We'll quickly introduce ourselves. I am Sophie Sullivan,
and I am the director of operations for Edamama.
I have over nine years of experience in e commerce,
fintech, and retail in the Philippines.
Over the years I have built my expertise on process
management, AI, and everything else in between.
And I am Joshua Arvin Lat, the chief technology officer of
Nuworks Interactive Labs. I am also an AWS machine Learning
hero, and I am the author of the following books.
Here in the screen we can see three books I've written so far this past
three years. The first one is machine learning with Amazon
Sagemaker cookbook. The second one is machine learning
engineering on AWS, and finally building and
automating penetration testing labs.
So right now we are probably wondering what
this talk is all about. And it's about generative AI.
And of course we'll dive deeper on retrieval augmented
generation later. But of course, no AI talk
is complete without having a few examples on how AI really works.
So here in our chat playground, we basically ask
the generative AI service, what is the meaning
of life? So here our generative AI service simply answers
the meaning of life is a self filled question that has
been debated throughout time. Different people have different beliefs
and perspectives on this matter. As you can see,
the generative AI service aipowered our question, and of
course the answer is basically its own interpretation on
what the meaning of life is. Now, let's try a different
example. This time we have a text input,
and the generative AI tool gives us
an image response instead. So here we input
the prompt. Here the generative AI service simply
returns how it interprets our prompt in the
form of an image. Now let's try a similar
example, but this time let's input the prompt cat flying
with wings. So even if it's not really possible at this point
in time for a cat to have wings, the generative
AI solution is still able to provide us an image.
And it generated this image where this
image has a cat, and of course this cat has wings,
and it basically lets us know that this cat can probably fly
because it has wings. Then finally,
let's replace the word cat with dog. And here,
surprisingly, we have an image of a dog with wings,
and it's also flying. There are a lot of different possible
applications of generative AI, and you'll
be surprised with how the recent
innovations and findings have
helped this field progress further this
last couple of months. So before we start I
want to pose a question to everyone. Do you think
you can build a generative aipowered application in
just 24 hours? If you were to deploy your
own self hosted LLM, then yes, it's possible.
However, setting up a rag powered generative AI system
may take longer. We'll see this in action later in our presentation.

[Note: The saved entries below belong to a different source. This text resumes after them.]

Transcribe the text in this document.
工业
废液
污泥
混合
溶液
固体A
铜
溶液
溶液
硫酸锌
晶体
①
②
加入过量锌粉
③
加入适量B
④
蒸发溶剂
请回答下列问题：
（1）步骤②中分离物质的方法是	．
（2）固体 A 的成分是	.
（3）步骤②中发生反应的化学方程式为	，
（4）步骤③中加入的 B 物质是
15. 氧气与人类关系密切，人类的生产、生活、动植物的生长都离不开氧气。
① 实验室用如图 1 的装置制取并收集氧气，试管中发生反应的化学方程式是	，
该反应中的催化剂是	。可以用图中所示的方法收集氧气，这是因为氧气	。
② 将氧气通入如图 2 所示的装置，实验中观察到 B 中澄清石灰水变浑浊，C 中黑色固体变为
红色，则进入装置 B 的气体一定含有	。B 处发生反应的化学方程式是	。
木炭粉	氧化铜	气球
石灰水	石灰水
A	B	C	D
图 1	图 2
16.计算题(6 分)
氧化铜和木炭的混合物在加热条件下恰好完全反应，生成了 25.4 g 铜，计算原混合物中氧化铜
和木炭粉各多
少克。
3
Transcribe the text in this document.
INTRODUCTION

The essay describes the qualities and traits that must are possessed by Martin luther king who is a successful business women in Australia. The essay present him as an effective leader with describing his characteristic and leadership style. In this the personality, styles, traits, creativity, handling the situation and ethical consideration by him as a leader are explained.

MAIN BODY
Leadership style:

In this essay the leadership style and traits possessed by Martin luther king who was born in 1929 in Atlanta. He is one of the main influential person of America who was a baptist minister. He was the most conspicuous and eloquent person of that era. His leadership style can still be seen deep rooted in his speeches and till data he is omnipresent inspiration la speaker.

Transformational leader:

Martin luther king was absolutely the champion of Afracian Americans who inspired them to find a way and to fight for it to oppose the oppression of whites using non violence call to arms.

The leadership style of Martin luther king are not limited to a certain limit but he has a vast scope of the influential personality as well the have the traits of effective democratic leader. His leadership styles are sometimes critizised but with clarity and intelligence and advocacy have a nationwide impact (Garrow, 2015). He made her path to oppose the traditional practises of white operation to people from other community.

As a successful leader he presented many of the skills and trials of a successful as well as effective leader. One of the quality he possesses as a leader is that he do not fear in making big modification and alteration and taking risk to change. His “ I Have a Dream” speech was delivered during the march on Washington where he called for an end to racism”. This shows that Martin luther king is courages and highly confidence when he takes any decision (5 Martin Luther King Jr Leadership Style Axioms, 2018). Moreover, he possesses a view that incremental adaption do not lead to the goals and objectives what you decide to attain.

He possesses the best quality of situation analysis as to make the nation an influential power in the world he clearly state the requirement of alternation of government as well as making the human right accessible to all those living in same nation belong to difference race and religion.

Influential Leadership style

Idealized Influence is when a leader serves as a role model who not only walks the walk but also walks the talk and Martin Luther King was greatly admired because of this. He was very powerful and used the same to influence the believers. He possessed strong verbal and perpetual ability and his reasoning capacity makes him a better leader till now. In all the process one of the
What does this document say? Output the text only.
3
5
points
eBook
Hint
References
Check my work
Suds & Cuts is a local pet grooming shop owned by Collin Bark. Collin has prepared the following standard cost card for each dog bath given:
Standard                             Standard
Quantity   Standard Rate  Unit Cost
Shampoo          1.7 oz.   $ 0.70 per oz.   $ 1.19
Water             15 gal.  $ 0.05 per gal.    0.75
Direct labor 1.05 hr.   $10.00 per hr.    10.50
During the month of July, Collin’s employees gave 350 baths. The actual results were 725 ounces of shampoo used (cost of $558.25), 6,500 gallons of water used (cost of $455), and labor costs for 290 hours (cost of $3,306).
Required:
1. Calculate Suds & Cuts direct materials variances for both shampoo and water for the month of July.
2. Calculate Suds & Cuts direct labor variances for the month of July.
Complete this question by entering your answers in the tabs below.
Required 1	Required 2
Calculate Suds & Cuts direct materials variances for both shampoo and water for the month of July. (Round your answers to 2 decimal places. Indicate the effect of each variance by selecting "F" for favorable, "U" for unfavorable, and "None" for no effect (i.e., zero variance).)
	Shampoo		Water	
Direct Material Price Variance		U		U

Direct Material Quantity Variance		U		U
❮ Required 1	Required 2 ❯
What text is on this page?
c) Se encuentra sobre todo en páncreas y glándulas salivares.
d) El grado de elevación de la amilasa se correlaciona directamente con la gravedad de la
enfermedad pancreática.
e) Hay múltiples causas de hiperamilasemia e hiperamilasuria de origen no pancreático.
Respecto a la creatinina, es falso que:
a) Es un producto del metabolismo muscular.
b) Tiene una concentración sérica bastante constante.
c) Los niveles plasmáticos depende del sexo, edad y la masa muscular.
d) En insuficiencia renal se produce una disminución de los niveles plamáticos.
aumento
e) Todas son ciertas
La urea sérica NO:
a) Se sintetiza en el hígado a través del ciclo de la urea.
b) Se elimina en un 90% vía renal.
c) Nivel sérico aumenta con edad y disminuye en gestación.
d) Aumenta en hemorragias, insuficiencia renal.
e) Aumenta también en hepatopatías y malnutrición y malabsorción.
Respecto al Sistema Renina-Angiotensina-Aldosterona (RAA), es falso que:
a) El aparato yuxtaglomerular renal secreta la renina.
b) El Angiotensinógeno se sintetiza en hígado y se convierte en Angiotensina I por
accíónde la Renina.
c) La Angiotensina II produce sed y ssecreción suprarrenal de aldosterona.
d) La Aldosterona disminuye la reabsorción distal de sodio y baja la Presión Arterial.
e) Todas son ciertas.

We can categorize and group AI into artificial narrow
intelligence, artificial general intelligence, and artificial
superintelligence. Currently, what we have right
now is ANI. We're still in the infancy of
AI, wherein it hasn't advanced yet to the point where usage
is widespread. Definitely a stage where there are already
some limited practical applications of it, but there's
still room to further improve in terms of integrating AI in
a broader way. In AGI, this is what
we are hoping to achieve, where AI is used in a broad and
wide range of domains. Lastly, ASI,
or artificial superintelligence. This means that AI has surpassed
even human intelligence, to a point that technology can
even solve all the world's problems. Again, we're still in AnI
then, after knowing the different types of AI, we also need to know
how to get there. Machine learning is a subset
of AI, where the focus is on building systems
that can learn from data. ML involves
deciphering patterns and trends in order to make the predictions
or decisions based on their learning. Under ML,
there are three main types of ML supervised learning,
unsupervised learning, and reinforcement learning.
Supervised unleashing involves labeling data or providing
the data the machine can learn from. One of the most
common examples is identifying if an email is a spam mail.
As for unsupervised learning, the machine has given the data,
but we don't inform the machine what it is.
The machine will have to figure out itself and make sense of the data
that it was given. An example would be cohorting customers
based on purchase behavior without being told how these
groups should be categorized. Lastly, for reinforcement
learning, just like Pavlov's theory, the machine is either
given penalties or rewards in order to make the best
decision based on this system. Then we have
deep learning. Deep unleashing is a subset of machine
learning. It involves neural networks with many layers,
hence the term deep. These deep neural networks
are designed to mimic the way human brains operate, to recognize
patterns and make decisions based on data.
Deep learning especially excels at processing large
amounts of complex, high dimensional data such
as images, sound, and text. From deep
learning comes generative AI, where models can generate new
text or data. This can include images,
audio, videos, and other forms of media or content for
generating text based on vast amounts of corpus.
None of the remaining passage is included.